Perambulation algébrique

Au milieu d’immenses façades décrépites, une petite maison en pierre se cachait sous d’épaisses branches de lierre. Pour y entrer, il fallait traverser un jardin fleuri, entretenu mais pourtant sauvage, qui restait dans l’ombre de ses grands voisins, immeubles qui touchaient presque le ciel. La maisonnette ne voyait le soleil qu’à 14 heures, il passait son bras par la fenêtre pour ensuite le retirer sans un mot, laissant derrière lui assez de chaleur pour contenter ses amies les plantes.

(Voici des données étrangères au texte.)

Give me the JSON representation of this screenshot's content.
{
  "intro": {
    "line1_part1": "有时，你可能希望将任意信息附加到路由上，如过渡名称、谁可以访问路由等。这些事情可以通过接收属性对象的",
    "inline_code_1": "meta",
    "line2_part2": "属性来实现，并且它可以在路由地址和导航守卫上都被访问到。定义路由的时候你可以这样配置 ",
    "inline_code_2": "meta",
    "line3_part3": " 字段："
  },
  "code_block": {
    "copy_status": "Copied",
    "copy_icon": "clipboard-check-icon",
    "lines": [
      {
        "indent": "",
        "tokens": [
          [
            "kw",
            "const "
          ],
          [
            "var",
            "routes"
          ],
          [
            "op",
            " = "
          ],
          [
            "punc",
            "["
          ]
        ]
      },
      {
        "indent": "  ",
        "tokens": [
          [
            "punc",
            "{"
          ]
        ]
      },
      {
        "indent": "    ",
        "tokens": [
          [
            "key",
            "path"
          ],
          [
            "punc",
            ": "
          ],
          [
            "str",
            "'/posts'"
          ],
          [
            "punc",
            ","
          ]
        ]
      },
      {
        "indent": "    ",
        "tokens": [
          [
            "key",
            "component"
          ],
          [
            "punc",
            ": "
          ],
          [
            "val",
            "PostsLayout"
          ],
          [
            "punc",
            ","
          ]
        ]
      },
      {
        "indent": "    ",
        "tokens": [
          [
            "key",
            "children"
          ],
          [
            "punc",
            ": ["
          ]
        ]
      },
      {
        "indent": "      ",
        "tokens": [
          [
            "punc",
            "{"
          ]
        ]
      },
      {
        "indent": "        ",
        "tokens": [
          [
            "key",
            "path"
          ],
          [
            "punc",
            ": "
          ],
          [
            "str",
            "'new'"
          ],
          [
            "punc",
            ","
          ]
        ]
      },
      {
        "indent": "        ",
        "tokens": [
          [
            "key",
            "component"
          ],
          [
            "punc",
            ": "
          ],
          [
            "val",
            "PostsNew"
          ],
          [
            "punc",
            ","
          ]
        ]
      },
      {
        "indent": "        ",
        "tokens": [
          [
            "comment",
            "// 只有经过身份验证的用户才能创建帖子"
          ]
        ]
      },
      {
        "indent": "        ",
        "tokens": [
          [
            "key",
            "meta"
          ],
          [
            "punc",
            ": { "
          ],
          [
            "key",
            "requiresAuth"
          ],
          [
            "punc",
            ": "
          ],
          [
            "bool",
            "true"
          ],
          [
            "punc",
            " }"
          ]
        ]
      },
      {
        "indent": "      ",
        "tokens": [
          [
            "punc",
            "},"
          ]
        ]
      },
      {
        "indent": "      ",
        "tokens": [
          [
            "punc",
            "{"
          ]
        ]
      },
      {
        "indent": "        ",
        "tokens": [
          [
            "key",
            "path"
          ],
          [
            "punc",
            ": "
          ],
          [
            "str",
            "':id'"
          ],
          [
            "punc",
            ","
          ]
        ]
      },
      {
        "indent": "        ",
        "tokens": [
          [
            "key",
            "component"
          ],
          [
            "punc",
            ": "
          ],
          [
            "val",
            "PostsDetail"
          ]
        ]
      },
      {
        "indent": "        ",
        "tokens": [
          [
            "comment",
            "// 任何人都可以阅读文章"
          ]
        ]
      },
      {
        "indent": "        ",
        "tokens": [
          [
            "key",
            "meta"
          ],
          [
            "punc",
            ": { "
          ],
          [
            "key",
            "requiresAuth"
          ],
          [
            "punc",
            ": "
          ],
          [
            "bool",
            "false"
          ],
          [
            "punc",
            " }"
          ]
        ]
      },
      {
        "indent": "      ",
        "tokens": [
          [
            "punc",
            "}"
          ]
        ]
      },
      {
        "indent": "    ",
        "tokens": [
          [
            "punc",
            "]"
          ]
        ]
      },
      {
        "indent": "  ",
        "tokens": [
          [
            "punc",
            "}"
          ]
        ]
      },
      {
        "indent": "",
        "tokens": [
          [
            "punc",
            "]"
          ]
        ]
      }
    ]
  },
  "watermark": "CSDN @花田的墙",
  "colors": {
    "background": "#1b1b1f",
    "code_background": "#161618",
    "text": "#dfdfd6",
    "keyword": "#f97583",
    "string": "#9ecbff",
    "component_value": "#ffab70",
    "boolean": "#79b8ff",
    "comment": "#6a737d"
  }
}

Je marchais tous les jours devant cette habitation, jetant un œil plus ou moins rapide, selon mes humeurs, sur celle qui m’intriguait tant. Toute sa simplicité lui donnait un charme que ceux de la campagne savaient lui reconnaître. Chemin habituel et sans surprise, je fus étonnée un matin de trouver une dame âgée, habillée d’un gilet tartan bordeaux, qui récupérait son courrier devant la maison. Ne voulant pas paraître étrange, je ne m’attardai pas devant elle. Cette image paisible me resta longuement dans un coin de la tête. Le reste du chemin, j’imaginais cette femme comme une veuve lectrice, qui adore les plantes, collectionneuse d’anciennes tapisseries encadrées. Quelle ne fut pas ma surprise lorsque le lendemain, comme je repassais devant la maison, un vieil homme sortit du garage sa R11 4 chevaux grise, légèrement écaillée. Mon personnage de veuve se désintégra, mais ce petit bonhomme aux cheveux blancs me parut si sympathique qu’automatiquement j’eus l’idée de laisser dans la boîte aux lettres un petit livre de la série Jeff Champo. Je regardai dans la pile qu’il me restait, j’en cherchai un assez petit, pour pouvoir le glisser dans la fente de la boîte aux lettres, et pas trop rocambolesque comme par exemple Autopsst ou Virulences, qui ne correspondaient pas à l’image que j’avais de cette maison confortable. Mon choix se porta sur Décombres algébriques & fifres romains, la couverture style Série blanche de Gallimard me plut, ainsi que le fait qu’il n’était pas épais. J’inscrivis une citation de Jules Renard sur un post-it : « Quand je pense à tous les livres qu’il me reste à lire, j’ai la certitude d’être encore heureux », suivie d’une petite dédicace de la part de l’équipe Jeff Champo.

Un matin, je passai devant la maisonnette, le livre à la main. Je glissai rapidement et discrètement celui-ci dans la boîte aux lettres vert sapin. Le livre était tombé dans un gros « boum » sur la ferraille, ce qui me fit observer autour de moi, frénétiquement, m’attendant à croiser un regard suspicieux. Au lieu de ça, il n’y avait que des personnes qui marchaient sur le trottoir d’en face, le regard planté dans le goudron.

Je sentais que je portais un poids en moins, ce livre comme offrande pour faire la paix avec cette maison qui me hantait depuis des semaines.